Some may argue that these two "solutions" are puzzling, however. There is nothing in the regulations to prevent employers from requiring employees to fill in an FMLA request form ahead of time when leave is foreseeable, and in fact many do so. And employees are required to tell their employer they need FMLA leave 30 days in advance if the leave is foreseeable, and "as soon as practicable" if it is not.
´Serious Health Condition´ Shouldn´t Be Brief Illness
The FMLA provides 12 weeks of leave for parenting or the treatment of the serious health condition of the employee or a family member. Under the act, a "serious health condition" is "an illness, injury, impairment or physical or mental condition" requiring either inpatient care, or continuing treatment by a health care provider.
Employers have found the definition of "serious health condition" somewhat elastic and expansive. The OMB report calls the definition "too broad resulting in inconsistent interpretations and employee abuse of the policy."
The DOL regulations stipulate that the FMLA is not meant to cover such conditions as cosmetic treatments, colds, the flu, earaches, upset stomachs, headaches, or routine dental work, unless medical complications develop. Still, some ambiguity remains when employers attempt to apply the regulations.
The OMB´s solution is to clarify in the regulation that "serious health condition" "does not include ´a short-term illness, injury, impairment, or condition for which treatment and recovery are very brief.´"
Intermittent Leave
The OMB report also suggests that there be limits on the amount of intermittent leave employees may take.

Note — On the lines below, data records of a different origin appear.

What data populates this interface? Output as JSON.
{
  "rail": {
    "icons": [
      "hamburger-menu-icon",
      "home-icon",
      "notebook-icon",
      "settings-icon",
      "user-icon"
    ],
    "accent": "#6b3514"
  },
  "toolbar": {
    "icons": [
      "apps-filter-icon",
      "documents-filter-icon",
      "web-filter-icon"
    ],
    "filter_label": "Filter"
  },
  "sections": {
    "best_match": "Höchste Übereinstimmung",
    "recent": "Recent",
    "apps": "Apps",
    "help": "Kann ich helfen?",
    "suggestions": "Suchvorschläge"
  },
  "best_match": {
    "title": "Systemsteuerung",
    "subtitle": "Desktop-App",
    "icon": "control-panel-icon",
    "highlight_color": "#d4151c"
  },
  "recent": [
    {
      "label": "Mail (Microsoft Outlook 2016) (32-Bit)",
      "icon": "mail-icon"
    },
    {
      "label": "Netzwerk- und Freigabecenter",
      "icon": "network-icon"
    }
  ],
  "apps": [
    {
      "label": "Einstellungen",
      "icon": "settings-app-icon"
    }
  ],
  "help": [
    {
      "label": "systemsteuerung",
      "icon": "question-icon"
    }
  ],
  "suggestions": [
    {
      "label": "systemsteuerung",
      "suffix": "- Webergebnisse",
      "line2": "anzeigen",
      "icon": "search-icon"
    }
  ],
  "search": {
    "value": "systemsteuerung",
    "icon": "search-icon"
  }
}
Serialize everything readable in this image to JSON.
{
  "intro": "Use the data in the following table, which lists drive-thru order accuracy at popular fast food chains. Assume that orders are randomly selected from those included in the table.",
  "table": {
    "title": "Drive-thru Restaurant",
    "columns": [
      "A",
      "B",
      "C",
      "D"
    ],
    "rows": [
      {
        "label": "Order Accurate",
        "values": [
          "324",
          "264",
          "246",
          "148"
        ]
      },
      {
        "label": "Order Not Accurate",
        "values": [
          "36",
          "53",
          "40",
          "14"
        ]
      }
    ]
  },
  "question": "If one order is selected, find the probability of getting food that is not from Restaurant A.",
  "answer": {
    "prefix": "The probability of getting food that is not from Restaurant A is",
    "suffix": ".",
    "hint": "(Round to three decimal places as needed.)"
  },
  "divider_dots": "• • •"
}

The FMLA does not require employees to take the 12 weeks of leave provided under the act all at once. If the situation or condition warrants it - and, in the case of the first year of a baby´s life, if the employer agrees - the leave may be taken in increments that add up to 12 weeks.
For example, an eligible employee who works a 40-hour workweek and qualifies for the maximum amount of FMLA leave is entitled to 480 hours off. If necessary for the treatment of the employee´s condition - for example, to receive chemotherapy for cancer, or treatment for episodic incidents in connection with asthma or diabetes - employees may take their 12 weeks intermittently in separate increments of days or even hours.

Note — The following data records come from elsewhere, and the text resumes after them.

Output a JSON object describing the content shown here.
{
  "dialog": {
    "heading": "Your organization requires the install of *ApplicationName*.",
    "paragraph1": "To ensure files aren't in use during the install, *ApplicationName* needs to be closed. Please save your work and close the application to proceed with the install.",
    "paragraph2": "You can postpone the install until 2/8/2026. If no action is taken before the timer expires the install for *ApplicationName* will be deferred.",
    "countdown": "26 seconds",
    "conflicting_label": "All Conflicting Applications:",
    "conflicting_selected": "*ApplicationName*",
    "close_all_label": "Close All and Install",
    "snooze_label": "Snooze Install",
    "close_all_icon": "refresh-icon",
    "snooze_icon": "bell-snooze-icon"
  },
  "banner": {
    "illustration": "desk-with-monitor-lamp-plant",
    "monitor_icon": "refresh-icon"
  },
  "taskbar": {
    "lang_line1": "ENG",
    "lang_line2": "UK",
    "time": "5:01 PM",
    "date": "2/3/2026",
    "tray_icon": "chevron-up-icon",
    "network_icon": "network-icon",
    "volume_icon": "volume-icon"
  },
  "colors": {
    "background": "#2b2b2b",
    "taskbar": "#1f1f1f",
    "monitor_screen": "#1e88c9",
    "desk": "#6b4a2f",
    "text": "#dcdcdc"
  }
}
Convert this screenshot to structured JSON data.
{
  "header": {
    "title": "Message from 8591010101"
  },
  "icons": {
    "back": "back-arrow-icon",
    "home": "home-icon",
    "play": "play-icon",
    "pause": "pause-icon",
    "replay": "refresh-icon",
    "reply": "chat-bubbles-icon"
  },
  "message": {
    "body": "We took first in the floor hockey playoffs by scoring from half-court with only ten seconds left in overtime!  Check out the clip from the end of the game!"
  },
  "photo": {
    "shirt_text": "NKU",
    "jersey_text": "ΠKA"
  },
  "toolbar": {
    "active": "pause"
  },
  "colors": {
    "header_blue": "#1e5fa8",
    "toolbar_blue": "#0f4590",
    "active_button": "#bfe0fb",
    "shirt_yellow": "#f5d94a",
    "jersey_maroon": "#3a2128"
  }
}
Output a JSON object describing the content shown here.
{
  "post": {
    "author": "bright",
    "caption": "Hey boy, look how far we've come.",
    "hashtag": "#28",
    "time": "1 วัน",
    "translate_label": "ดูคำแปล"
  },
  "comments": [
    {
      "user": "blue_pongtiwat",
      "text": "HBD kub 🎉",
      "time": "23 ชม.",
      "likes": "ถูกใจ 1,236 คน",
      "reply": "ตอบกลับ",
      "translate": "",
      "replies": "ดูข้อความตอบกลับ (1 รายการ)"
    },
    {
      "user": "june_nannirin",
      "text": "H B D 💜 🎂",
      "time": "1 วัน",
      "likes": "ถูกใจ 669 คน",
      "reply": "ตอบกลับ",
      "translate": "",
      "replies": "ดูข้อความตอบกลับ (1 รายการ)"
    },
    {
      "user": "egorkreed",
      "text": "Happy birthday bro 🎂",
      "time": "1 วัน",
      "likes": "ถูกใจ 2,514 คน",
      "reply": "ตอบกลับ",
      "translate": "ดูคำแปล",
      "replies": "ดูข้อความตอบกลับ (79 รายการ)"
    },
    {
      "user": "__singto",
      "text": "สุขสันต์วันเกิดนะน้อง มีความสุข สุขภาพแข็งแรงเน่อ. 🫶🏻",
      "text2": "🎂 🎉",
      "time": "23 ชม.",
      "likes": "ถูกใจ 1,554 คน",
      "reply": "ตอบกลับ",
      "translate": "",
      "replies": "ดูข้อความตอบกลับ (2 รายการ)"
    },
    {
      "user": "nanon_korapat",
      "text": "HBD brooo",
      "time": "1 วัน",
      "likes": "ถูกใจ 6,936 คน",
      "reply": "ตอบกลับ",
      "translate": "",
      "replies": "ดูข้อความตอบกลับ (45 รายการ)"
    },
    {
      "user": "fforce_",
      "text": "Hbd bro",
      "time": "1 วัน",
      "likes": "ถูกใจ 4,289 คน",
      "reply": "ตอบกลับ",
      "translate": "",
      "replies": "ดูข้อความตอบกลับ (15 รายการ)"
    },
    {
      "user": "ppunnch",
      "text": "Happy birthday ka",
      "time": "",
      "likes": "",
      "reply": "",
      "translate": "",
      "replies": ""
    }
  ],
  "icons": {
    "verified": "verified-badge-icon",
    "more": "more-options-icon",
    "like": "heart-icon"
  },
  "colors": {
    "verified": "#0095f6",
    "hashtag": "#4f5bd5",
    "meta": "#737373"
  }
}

Under the current regulations, employees may take leave in the smallest units of time the employer´s payroll uses to compute absences. For example, if an employer docks employees when they are three minutes late, it must theoretically allow an employee to take three minutes of FMLA leave.
The regulation creates a burden for administrators by requiring them to track leave in fractions of an hour, OMB says, and suggests that the provision for intermittent leave be changed to require that FMLA leave be taken in at least half-day increments.
Record Keeping and Notification Requirements
Finally, the OMB states that current requirements for FMLA record keeping and notification are burdensome and ambiguous.
"Confusion about practices and procedures has led to conflict and litigation," the report states.
The solution to this problem should emerge after further surveys and studies are conducted, OMB says. The DOL should form a collaborative task force that includes employers and employees to assist the government in analyzing the problem, the report suggests.
It is unclear how much OMB´s criticisms of the FMLA rules will boost the efforts of Congress to clarify and update the provisions. The report is not in the form of legislation, although bills to effect these changes should be introduced in the coming session of Congress.